Towards self-correcting quantum codes for neutral atom arrays

Abstract: Discovering low-overhead quantum error-correcting codes is of significant interest for fault-tolerant quantum computation. For hardware capable of long-range connectivity, the bivariate bicycle codes offer significant overhead reduction compared to surface codes with similar performance.
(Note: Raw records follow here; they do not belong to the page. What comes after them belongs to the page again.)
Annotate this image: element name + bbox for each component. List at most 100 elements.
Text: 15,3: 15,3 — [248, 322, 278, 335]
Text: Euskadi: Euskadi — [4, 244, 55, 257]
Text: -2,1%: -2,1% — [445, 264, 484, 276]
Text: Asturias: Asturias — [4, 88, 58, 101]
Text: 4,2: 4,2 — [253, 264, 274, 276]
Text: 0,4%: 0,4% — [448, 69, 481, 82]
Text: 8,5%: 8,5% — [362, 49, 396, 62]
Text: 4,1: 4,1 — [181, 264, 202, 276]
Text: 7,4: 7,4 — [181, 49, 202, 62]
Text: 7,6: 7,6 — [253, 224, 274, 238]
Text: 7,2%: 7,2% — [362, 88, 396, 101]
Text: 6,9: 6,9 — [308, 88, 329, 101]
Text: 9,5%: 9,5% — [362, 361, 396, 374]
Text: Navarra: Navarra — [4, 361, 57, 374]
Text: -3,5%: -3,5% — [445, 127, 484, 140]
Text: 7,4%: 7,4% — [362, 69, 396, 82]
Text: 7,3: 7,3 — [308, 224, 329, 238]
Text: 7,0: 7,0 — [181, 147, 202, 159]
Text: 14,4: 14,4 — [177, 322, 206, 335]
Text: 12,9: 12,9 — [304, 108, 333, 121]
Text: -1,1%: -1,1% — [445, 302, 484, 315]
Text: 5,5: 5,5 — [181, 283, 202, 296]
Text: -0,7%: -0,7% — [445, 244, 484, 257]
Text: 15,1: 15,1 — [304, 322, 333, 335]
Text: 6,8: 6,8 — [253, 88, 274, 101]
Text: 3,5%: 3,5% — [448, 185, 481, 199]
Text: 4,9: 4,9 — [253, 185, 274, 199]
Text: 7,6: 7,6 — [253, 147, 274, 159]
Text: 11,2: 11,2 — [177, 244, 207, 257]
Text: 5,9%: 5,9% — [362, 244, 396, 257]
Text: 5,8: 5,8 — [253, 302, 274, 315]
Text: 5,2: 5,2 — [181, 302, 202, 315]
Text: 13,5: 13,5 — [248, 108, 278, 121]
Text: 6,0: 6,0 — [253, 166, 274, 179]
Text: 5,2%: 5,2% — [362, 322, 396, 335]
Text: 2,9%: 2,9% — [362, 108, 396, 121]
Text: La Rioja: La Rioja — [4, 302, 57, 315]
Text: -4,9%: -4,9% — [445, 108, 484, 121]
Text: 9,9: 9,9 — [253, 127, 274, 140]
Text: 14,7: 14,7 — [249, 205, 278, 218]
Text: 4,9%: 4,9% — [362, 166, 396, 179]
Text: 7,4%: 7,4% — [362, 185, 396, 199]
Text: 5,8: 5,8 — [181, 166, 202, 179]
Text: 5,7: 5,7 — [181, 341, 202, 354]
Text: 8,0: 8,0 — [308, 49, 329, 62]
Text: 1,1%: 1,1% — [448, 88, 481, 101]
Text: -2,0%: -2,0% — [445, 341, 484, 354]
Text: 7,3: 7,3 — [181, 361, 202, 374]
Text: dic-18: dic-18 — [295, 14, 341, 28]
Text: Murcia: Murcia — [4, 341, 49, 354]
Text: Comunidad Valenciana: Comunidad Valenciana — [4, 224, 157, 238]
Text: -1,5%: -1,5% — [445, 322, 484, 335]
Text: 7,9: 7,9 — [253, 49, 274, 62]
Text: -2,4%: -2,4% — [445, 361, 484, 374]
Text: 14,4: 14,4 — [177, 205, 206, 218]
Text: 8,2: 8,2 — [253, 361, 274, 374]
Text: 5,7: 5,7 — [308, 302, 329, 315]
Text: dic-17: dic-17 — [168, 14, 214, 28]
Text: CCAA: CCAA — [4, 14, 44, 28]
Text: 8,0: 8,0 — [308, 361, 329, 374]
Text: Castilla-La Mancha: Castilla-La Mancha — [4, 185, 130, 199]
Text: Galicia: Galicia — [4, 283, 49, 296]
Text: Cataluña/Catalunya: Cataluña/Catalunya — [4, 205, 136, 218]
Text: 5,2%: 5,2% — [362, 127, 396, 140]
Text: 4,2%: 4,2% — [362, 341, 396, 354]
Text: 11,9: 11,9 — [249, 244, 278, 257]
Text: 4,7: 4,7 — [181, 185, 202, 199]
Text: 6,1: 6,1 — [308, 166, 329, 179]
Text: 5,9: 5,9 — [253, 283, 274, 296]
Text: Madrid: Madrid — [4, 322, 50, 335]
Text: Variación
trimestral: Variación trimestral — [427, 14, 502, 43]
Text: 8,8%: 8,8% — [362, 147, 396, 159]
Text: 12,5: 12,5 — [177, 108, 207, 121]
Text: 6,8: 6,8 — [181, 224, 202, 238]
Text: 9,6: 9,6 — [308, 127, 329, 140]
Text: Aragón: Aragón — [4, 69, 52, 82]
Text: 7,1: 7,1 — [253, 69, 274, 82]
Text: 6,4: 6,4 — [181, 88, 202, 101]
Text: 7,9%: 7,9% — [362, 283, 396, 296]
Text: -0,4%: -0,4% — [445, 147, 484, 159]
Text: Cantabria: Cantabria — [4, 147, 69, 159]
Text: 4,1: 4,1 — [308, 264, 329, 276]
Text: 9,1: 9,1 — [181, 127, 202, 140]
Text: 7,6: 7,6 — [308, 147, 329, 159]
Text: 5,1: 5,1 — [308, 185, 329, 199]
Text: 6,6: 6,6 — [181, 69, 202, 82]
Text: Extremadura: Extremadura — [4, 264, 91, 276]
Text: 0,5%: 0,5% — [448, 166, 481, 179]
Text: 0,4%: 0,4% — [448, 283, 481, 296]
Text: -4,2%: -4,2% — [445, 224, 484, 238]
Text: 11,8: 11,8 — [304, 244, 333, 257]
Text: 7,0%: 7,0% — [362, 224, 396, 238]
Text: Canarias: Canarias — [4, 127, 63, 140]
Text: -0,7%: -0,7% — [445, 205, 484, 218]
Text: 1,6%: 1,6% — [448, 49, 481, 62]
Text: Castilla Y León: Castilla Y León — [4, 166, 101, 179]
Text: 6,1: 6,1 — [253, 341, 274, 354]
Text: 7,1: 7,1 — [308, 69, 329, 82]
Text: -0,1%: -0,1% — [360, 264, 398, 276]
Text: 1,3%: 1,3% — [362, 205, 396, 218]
In this work, we present "ZSZ codes", a simple non-abelian generalization of the bivariate bicycle codes based on the group $\mathbb{Z}_\ell \rtimes \mathbb{Z}_m$. We numerically demonstrate that certain instances of this code family achieve competitive performance with the bivariate bicycle codes under circuit-level depolarizing noise using a belief-propagation and ordered-statistics decoder, with an observed threshold around $0.5\%$. We also benchmark the performance of this code family under local "self-correcting" decoders, where we observe significant improvements over the bivariate bicycle codes, including evidence of a sustainable threshold around $0.095\%$, which is higher than the $0.06\%$ that we estimate for the four-dimensional toric code under the same noise model. These results suggest that ZSZ codes are promising candidates for scalable self-correcting quantum memories. Finally, we describe how ZSZ codes can be realized with neutral atoms trapped in movable tweezer arrays, where a complete round of syndrome extraction can be achieved using simple global motions of the atomic arrays.